2007-06-12

Diamonds Are a Girl's Worst Friend

Great article from Slate.

I've heard this analysis before, but it's put succinctly here (emphasis mine):

...behind every Madison Avenue victory lurks a deeper social reality. And as it happens there was another factor in the surge of engagement ring sales—one that makes the ring's role as collateral in the premarital economy more evident. Until the 1930s, a woman jilted by her fiance could sue for financial compensation for "damage" to her reputation under what was known as the "Breach of Promise to Marry" action. As courts began to abolish such actions, diamond ring sales rose in response to a need for a symbol of financial commitment from the groom, argues the legal scholar Margaret Brinig—noting, crucially, that ring sales began to rise a few years before the De Beers campaign.
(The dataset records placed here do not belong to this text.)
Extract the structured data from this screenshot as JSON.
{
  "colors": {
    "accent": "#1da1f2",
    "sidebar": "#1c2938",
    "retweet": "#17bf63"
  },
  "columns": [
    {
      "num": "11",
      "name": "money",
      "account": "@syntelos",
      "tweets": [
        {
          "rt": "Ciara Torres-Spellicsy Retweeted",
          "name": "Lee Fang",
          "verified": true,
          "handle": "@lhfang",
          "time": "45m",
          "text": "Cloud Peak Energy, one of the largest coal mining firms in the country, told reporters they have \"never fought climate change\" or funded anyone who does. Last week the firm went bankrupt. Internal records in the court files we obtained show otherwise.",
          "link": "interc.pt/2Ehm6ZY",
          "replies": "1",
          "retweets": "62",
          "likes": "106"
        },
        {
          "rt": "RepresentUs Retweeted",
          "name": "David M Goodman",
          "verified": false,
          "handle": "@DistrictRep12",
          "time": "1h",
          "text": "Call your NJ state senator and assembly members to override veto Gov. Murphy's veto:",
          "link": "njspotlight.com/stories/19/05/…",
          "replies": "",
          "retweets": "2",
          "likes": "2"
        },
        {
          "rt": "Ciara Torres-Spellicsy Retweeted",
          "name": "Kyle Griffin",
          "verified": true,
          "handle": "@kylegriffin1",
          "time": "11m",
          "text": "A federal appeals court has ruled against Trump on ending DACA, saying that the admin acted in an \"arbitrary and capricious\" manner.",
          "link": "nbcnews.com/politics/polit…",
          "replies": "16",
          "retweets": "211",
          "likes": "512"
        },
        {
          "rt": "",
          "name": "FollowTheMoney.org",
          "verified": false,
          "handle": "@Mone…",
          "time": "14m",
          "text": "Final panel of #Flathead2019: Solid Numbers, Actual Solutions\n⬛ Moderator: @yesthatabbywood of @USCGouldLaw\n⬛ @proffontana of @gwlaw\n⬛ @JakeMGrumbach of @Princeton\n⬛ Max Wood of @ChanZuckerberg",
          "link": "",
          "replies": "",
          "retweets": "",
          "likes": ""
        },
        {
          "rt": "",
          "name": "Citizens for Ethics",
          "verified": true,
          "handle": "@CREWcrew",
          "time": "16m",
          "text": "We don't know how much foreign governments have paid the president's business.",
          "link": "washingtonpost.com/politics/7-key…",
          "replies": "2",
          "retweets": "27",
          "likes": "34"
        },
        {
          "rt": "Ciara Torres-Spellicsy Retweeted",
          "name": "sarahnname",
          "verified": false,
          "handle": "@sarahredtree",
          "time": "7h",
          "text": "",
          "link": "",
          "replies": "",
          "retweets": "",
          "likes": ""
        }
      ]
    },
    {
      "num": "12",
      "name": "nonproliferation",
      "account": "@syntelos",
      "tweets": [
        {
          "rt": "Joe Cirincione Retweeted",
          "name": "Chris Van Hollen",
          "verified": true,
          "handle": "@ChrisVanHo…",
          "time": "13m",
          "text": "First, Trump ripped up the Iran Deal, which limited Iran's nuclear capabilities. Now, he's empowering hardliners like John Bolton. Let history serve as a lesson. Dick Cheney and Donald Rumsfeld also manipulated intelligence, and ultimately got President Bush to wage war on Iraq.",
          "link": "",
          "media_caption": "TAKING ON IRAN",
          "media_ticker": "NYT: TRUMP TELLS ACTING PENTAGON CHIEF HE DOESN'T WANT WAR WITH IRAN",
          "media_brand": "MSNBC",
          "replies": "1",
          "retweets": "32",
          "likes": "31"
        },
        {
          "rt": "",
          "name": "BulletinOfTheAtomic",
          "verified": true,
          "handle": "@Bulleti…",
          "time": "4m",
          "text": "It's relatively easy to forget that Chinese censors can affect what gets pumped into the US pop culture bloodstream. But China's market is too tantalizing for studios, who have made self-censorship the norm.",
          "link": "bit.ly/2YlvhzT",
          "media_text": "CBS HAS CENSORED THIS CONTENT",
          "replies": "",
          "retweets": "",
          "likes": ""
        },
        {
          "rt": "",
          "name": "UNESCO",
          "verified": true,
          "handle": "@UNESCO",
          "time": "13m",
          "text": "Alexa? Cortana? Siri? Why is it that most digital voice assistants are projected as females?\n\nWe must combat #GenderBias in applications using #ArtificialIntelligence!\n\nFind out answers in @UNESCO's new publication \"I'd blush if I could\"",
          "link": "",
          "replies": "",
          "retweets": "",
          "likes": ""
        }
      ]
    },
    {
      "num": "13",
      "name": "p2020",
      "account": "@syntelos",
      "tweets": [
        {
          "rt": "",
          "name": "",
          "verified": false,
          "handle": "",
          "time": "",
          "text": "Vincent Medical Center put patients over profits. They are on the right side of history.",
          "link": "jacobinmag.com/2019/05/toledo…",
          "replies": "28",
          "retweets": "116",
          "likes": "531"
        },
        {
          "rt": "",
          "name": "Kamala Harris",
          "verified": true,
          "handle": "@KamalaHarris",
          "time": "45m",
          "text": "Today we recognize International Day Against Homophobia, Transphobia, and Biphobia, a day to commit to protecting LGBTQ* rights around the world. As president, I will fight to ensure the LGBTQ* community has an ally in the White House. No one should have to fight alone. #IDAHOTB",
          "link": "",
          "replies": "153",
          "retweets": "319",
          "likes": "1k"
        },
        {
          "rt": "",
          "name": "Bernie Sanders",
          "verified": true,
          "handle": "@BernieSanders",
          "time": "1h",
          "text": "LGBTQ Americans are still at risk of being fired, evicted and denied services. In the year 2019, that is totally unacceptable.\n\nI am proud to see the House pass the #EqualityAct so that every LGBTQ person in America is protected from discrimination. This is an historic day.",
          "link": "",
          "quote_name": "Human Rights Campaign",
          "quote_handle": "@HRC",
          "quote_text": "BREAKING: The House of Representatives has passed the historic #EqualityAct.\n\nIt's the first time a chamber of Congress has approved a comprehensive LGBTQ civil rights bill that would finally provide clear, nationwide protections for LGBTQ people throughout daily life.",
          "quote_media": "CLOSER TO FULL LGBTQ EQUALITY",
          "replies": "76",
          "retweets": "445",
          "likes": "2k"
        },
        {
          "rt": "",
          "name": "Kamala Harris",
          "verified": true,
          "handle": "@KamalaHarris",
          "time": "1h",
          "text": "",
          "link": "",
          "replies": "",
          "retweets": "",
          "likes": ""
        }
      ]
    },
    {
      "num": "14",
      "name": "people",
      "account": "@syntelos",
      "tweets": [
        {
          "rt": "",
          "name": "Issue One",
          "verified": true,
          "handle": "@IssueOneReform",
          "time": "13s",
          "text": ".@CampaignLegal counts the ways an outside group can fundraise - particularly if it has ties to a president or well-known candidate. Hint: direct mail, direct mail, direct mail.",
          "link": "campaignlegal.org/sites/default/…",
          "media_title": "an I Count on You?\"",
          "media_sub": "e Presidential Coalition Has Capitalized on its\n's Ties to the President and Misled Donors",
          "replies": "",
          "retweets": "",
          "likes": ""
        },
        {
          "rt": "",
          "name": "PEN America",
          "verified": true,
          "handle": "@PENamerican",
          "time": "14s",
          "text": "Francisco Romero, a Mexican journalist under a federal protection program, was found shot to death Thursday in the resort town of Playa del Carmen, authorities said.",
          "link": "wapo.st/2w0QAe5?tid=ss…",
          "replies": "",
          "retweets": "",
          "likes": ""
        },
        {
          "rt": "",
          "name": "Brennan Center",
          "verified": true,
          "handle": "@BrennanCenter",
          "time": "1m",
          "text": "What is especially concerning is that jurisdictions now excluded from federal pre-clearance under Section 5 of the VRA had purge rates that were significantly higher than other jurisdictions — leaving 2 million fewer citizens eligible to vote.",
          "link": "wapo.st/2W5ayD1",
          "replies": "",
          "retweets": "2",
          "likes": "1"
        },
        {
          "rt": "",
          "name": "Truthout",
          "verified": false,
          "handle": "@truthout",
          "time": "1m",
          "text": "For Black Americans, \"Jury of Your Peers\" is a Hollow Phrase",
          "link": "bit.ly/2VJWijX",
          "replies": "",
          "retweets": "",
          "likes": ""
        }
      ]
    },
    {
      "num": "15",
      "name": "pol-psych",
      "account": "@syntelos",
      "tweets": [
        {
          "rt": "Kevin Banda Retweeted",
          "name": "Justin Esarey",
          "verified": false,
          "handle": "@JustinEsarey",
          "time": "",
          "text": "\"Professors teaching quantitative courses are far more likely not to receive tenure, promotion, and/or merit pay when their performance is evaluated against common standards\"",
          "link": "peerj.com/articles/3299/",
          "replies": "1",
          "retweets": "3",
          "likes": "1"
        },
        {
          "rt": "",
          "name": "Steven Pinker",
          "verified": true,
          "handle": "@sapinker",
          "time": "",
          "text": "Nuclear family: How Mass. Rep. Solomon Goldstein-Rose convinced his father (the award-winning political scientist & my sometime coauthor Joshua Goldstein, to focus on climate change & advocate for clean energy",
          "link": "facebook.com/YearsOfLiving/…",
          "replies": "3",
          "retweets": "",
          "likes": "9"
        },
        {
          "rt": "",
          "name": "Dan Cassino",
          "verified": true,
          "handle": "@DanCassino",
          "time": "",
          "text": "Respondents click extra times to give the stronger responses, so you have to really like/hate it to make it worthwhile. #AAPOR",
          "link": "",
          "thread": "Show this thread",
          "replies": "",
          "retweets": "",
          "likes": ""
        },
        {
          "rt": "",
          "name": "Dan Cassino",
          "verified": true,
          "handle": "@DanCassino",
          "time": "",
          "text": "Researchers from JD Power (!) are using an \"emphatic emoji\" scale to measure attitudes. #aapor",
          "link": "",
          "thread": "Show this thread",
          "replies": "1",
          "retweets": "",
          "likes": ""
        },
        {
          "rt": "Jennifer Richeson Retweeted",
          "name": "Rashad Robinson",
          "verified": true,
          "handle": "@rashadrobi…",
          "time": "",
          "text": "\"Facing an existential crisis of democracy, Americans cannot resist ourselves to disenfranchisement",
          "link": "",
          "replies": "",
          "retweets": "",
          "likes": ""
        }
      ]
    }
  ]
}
To be marriageable at the time you needed to be a virgin, but, Brinig points out, a large percentage of women lost their virginity while engaged. So some structure of commitment was necessary to assure betrothed women that men weren't just trying to get them into bed. The "Breach of Promise" action had helped prevent what society feared would be rampant seduce-and-abandon scenarios; in its lieu, the pricey engagement ring would do the same. (Implicitly, it would seem, a woman's virginity was worth the price of a ring, and varied according to the status of her groom-to-be.)